Search is at the heart of Ubuntu. Whether you search for applications or content in the dash, search for functionality in your applications the HUD, or search within applications and your file manager, for Ubuntu to be successful we have to get search right.
As we build search more and more into Ubuntu, it becomes increasingly popular. As an example, the HUD has been a really popular feature, but if there is one piece of feedback we hear more than ever is that it would be nice if the search in the HUD was even smarter.
This is a great way in which Open Source and community can iterate and improve.
One core project being worked on to consolidate search best practice is libcolumbus.

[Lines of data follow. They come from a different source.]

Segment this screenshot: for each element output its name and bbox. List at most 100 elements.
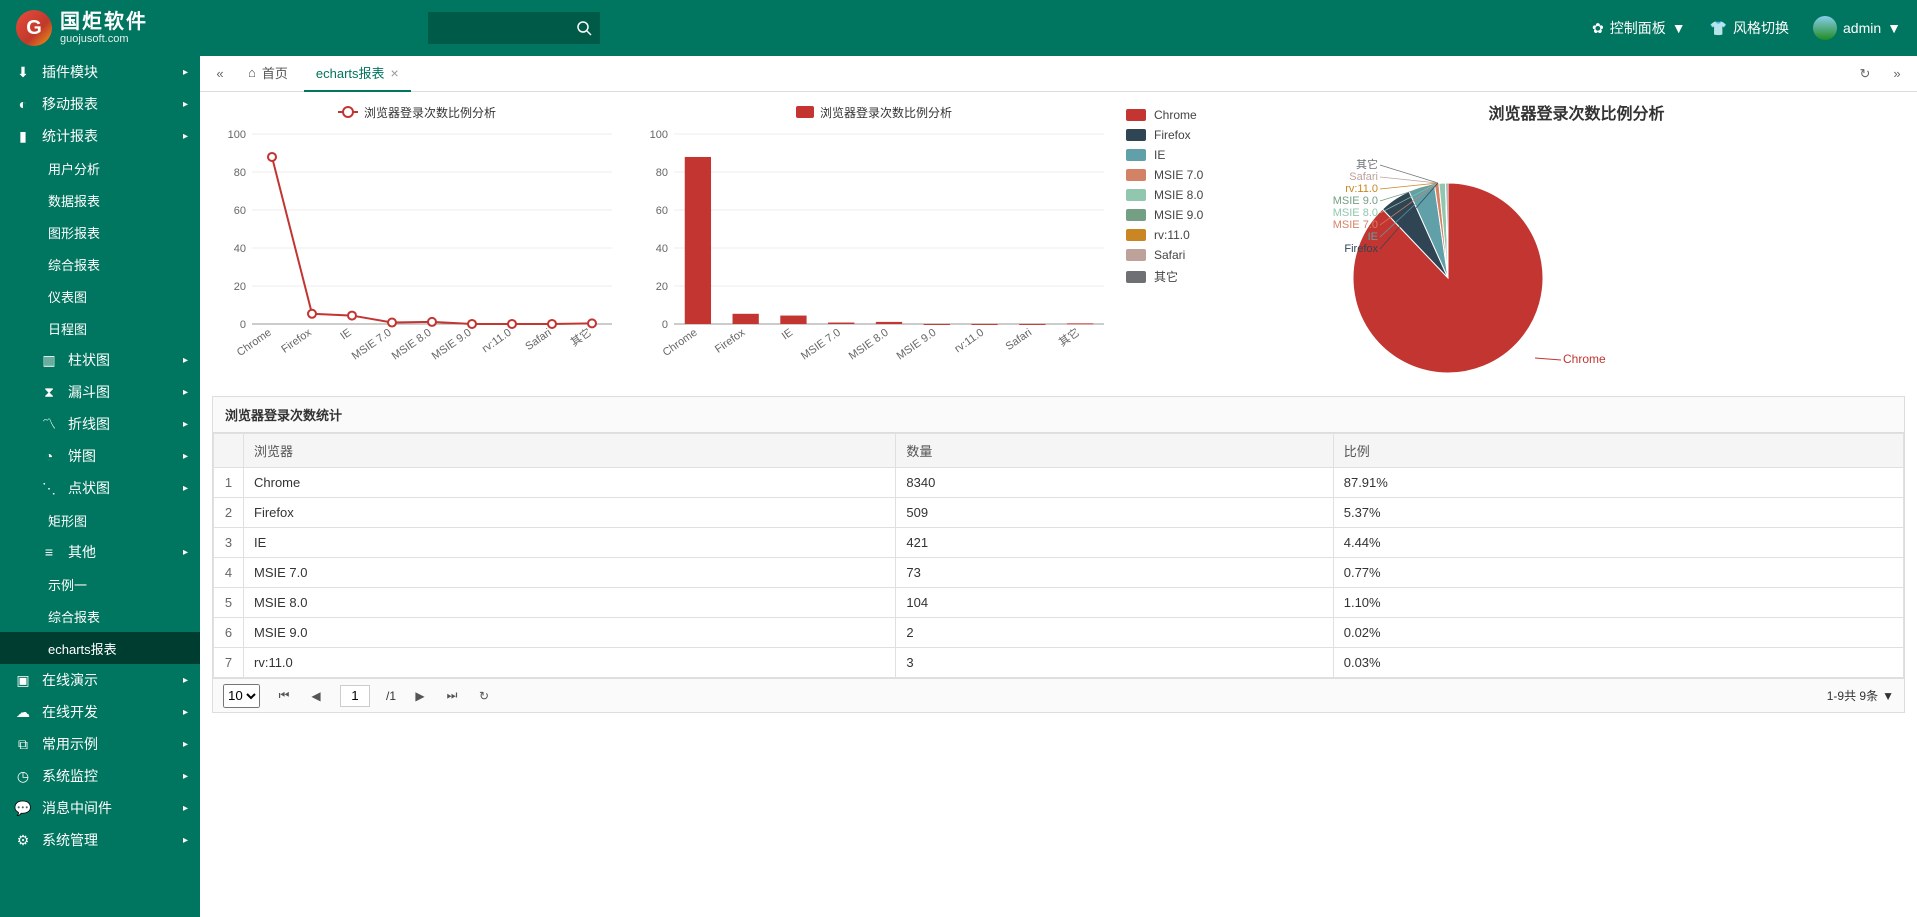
sidebar-item-示例一[interactable]: 示例一 [0,568,200,600]
sidebar-item-用户分析[interactable]: 用户分析 [0,152,200,184]
pie-legend-item[interactable]: Safari [1126,248,1236,262]
sidebar-item-消息中间件[interactable]: 💬消息中间件▸ [0,792,200,824]
user-menu[interactable]: admin ▼ [1813,16,1901,40]
table-row[interactable]: 7rv:11.030.03% [214,648,1904,678]
sidebar-item-日程图[interactable]: 日程图 [0,312,200,344]
pager-total: /1 [386,689,396,703]
bar-icon: ▮ [14,128,32,145]
cell-count: 73 [896,558,1333,588]
pager-next[interactable]: ▶ [412,689,428,703]
chevron-right-icon: ▸ [183,675,188,686]
logo[interactable]: G 国炬软件 guojusoft.com [16,10,148,46]
table-row[interactable]: 1Chrome834087.91% [214,468,1904,498]
sidebar-item-其他[interactable]: ≡其他▸ [0,536,200,568]
pie-legend-item[interactable]: Chrome [1126,108,1236,122]
sidebar-item-在线演示[interactable]: ▣在线演示▸ [0,664,200,696]
sidebar-item-echarts报表[interactable]: echarts报表 [0,632,200,664]
page-size-select[interactable]: 10 [223,684,260,708]
col-count[interactable]: 数量 [896,434,1333,468]
sidebar-item-折线图[interactable]: 〽折线图▸ [0,408,200,440]
table-row[interactable]: 5MSIE 8.01041.10% [214,588,1904,618]
svg-text:0: 0 [662,319,668,331]
chevron-right-icon: ▸ [183,483,188,494]
pie-legend-item[interactable]: rv:11.0 [1126,228,1236,242]
svg-text:Chrome: Chrome [1563,352,1606,366]
col-ratio[interactable]: 比例 [1333,434,1903,468]
sidebar-item-柱状图[interactable]: ▥柱状图▸ [0,344,200,376]
svg-text:IE: IE [780,327,795,343]
sidebar-item-常用示例[interactable]: ⧉常用示例▸ [0,728,200,760]
col-browser[interactable]: 浏览器 [244,434,896,468]
sidebar-item-图形报表[interactable]: 图形报表 [0,216,200,248]
svg-text:MSIE 7.0: MSIE 7.0 [1333,219,1378,231]
cell-ratio: 4.44% [1333,528,1903,558]
pager-prev[interactable]: ◀ [308,689,324,703]
legend-label: 其它 [1154,268,1178,285]
sidebar-item-仪表图[interactable]: 仪表图 [0,280,200,312]
cell-ratio: 1.10% [1333,588,1903,618]
pie-legend-item[interactable]: MSIE 7.0 [1126,168,1236,182]
tab-echarts-report[interactable]: echarts报表 × [304,56,411,92]
chevron-right-icon: ▸ [183,771,188,782]
sidebar-item-矩形图[interactable]: 矩形图 [0,504,200,536]
sidebar-item-label: 系统管理 [42,830,98,850]
sidebar-item-label: 饼图 [68,446,96,466]
pie-legend-item[interactable]: MSIE 9.0 [1126,208,1236,222]
cell-count: 421 [896,528,1333,558]
legend-swatch [1126,189,1146,201]
pager-first[interactable]: ⏮ [276,688,292,703]
sidebar-item-系统管理[interactable]: ⚙系统管理▸ [0,824,200,856]
pager-page-input[interactable] [340,685,370,707]
search-button[interactable] [568,12,600,44]
sidebar-item-数据报表[interactable]: 数据报表 [0,184,200,216]
refresh-button[interactable]: ↻ [1853,62,1877,86]
caret-down-icon: ▼ [1672,20,1686,36]
svg-text:Safari: Safari [1349,171,1378,183]
sidebar-item-系统监控[interactable]: ◷系统监控▸ [0,760,200,792]
close-icon[interactable]: × [391,65,399,81]
sidebar-item-插件模块[interactable]: ⬇插件模块▸ [0,56,200,88]
sidebar-item-综合报表[interactable]: 综合报表 [0,600,200,632]
chevron-right-icon: ▸ [183,739,188,750]
pager-summary: 1-9共 9条 [1827,687,1878,704]
sidebar-item-label: 综合报表 [48,255,100,274]
pie-legend-item[interactable]: MSIE 8.0 [1126,188,1236,202]
svg-text:其它: 其它 [1356,157,1378,171]
search-input[interactable] [428,12,568,44]
caret-down-icon[interactable]: ▼ [1882,689,1894,703]
table-row[interactable]: 2Firefox5095.37% [214,498,1904,528]
table-row[interactable]: 6MSIE 9.020.02% [214,618,1904,648]
legend-label: Firefox [1154,128,1191,142]
tab-scroll-right[interactable]: » [1885,62,1909,86]
cell-count: 8340 [896,468,1333,498]
chevron-right-icon: ▸ [183,547,188,558]
sidebar-item-统计报表[interactable]: ▮统计报表▸ [0,120,200,152]
svg-text:MSIE 9.0: MSIE 9.0 [1333,195,1378,207]
pie-legend-item[interactable]: Firefox [1126,128,1236,142]
pager-last[interactable]: ⏭ [444,688,460,703]
svg-text:Firefox: Firefox [279,326,314,355]
pie-legend-item[interactable]: IE [1126,148,1236,162]
pager-refresh[interactable]: ↻ [476,689,492,703]
sidebar-item-在线开发[interactable]: ☁在线开发▸ [0,696,200,728]
svg-text:40: 40 [234,243,246,255]
table-row[interactable]: 3IE4214.44% [214,528,1904,558]
logo-icon: G [16,10,52,46]
cell-browser: MSIE 8.0 [244,588,896,618]
tab-home[interactable]: ⌂ 首页 [236,56,300,92]
tab-scroll-left[interactable]: « [208,62,232,86]
pie-legend-item[interactable]: 其它 [1126,268,1236,285]
sidebar-item-点状图[interactable]: ⋱点状图▸ [0,472,200,504]
svg-text:40: 40 [656,243,668,255]
table-row[interactable]: 4MSIE 7.0730.77% [214,558,1904,588]
sidebar-item-移动报表[interactable]: ◐移动报表▸ [0,88,200,120]
sidebar-item-综合报表[interactable]: 综合报表 [0,248,200,280]
sidebar-item-label: 用户分析 [48,159,100,178]
chevron-right-icon: ▸ [183,803,188,814]
style-switch-button[interactable]: 👕 风格切换 [1710,18,1789,38]
bar-chart-svg: 020406080100ChromeFirefoxIEMSIE 7.0MSIE … [634,124,1114,384]
control-panel-menu[interactable]: ✿ 控制面板 ▼ [1592,18,1686,38]
svg-text:rv:11.0: rv:11.0 [1345,183,1378,195]
sidebar-item-漏斗图[interactable]: ⧗漏斗图▸ [0,376,200,408]
sidebar-item-饼图[interactable]: ◔饼图▸ [0,440,200,472]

libcolumbus is an implementation of the Levenshtein distance algorithm, but with a fast search and custom errors. The library is currently used by the HUD, but it is designed to be used across other parts of the desktop and devices as well as embeddable in applications. As with all search algorithms, iterations help bring better user experiences, and
libcolumbus is something we would welcome community involvement in to help bring these improvements.
It is written in C++ and the author, Jussi Pakkanen, is keen to work with our community to grow involvement. Hacking on and improving
libcolombus will not just help search in one place, but everywhere.

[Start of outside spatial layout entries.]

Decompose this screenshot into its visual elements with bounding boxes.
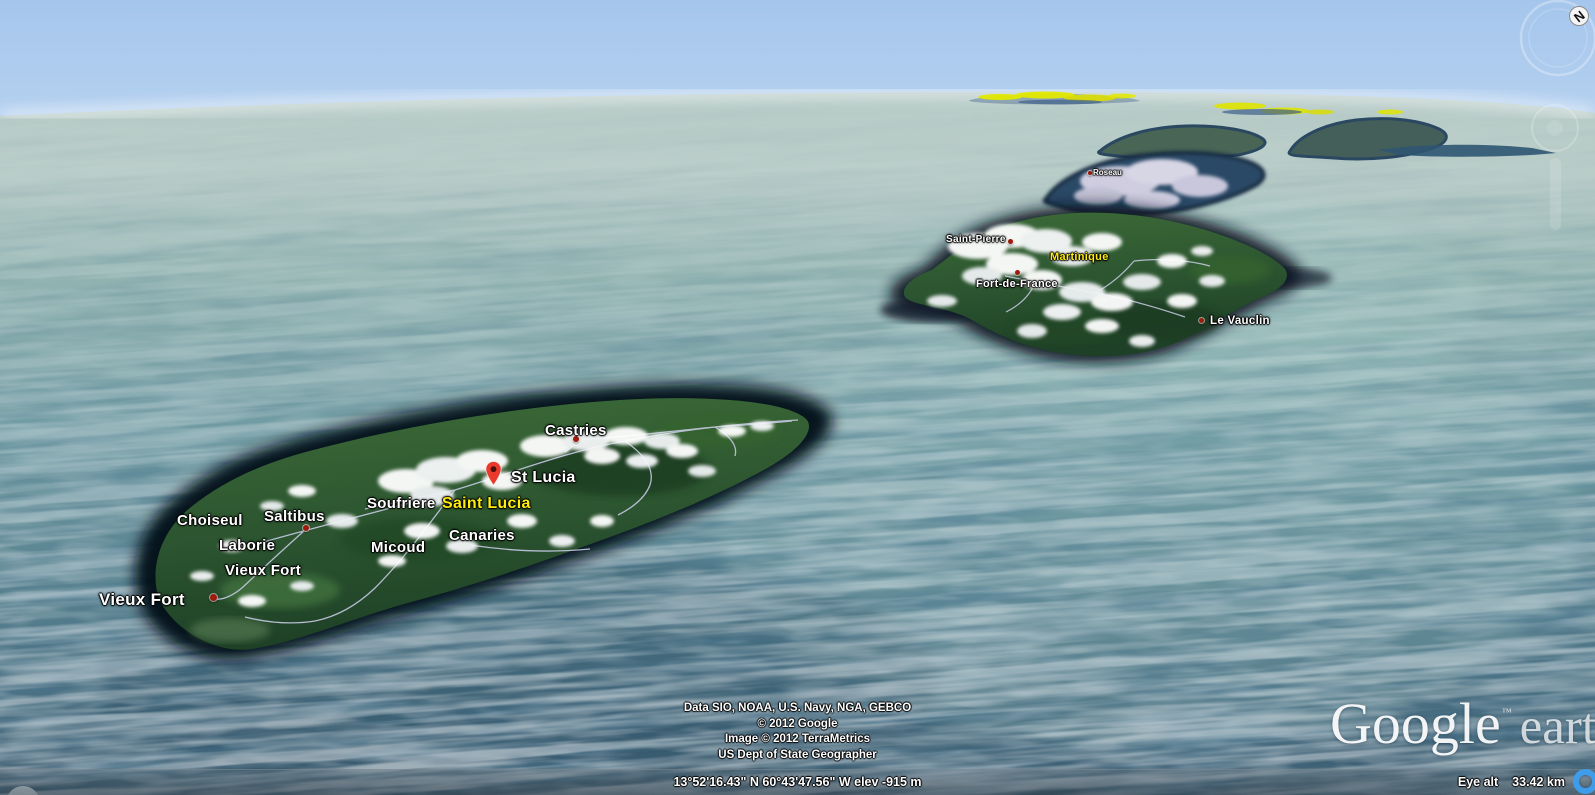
map-label-soufriere[interactable]: Soufriere <box>367 496 436 511</box>
placemark-pin-st-lucia[interactable] <box>485 459 502 488</box>
zoom-slider[interactable] <box>1550 158 1561 230</box>
place-dot-saltibus[interactable] <box>303 525 309 531</box>
cursor-coordinates: 13°52'16.43" N 60°43'47.56" W elev -915 … <box>0 775 1595 789</box>
eye-altitude: Eye alt 33.42 km <box>1458 775 1565 789</box>
map-label-micoud[interactable]: Micoud <box>371 540 425 555</box>
map-label-choiseul[interactable]: Choiseul <box>177 513 243 528</box>
place-dot-saint-pierre[interactable] <box>1008 239 1013 244</box>
place-dot-fort-de-france[interactable] <box>1015 270 1020 275</box>
status-bar: 13°52'16.43" N 60°43'47.56" W elev -915 … <box>0 769 1595 795</box>
map-label-le-vauclin[interactable]: Le Vauclin <box>1210 316 1270 328</box>
place-dot-vieux-fort[interactable] <box>210 594 217 601</box>
place-dot-roseau[interactable] <box>1088 171 1092 175</box>
map-label-laborie[interactable]: Laborie <box>219 538 275 553</box>
map-label-canaries[interactable]: Canaries <box>449 528 515 543</box>
map-label-st-lucia[interactable]: St Lucia <box>511 470 576 486</box>
map-label-saint-pierre[interactable]: Saint-Pierre <box>946 235 1006 245</box>
google-earth-window: N Castries St Lucia Saint Lucia Soufrier… <box>0 0 1595 795</box>
map-label-castries[interactable]: Castries <box>545 423 607 438</box>
map-label-martinique[interactable]: Martinique <box>1050 252 1109 263</box>
earth-viewport[interactable]: N <box>0 0 1595 795</box>
north-button[interactable]: N <box>1570 7 1589 26</box>
streaming-progress-icon[interactable] <box>1573 769 1595 794</box>
place-dot-le-vauclin[interactable] <box>1199 318 1204 323</box>
look-joystick-center[interactable] <box>1547 120 1563 136</box>
eye-altitude-value: 33.42 km <box>1512 775 1565 789</box>
eye-altitude-label: Eye alt <box>1458 775 1498 789</box>
map-label-roseau[interactable]: Roseau <box>1093 169 1122 177</box>
map-label-fort-de-france[interactable]: Fort-de-France <box>976 279 1058 290</box>
map-label-vieux-fort-coast[interactable]: Vieux Fort <box>99 591 185 608</box>
map-label-saint-lucia[interactable]: Saint Lucia <box>442 496 531 512</box>
map-label-saltibus[interactable]: Saltibus <box>264 509 325 524</box>
map-label-vieux-fort-inland[interactable]: Vieux Fort <box>225 563 301 578</box>
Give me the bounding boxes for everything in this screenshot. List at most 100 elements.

First, be sure to see Jussi’s blog about libcolombus for more information about the goals and architecture of the library.
Also see the Launchpad project and you can get the code with:
bzr branch lp:libcolumbus
I have asked Michael Hall to work with Jussi to help get a hacking guide, list of bugs, and feature goals online soon, so stay tuned for more information. Also, Jussi is in UTC+2 timezone and is available in
#ubuntu-unity on Freenode (his nick is Satoris).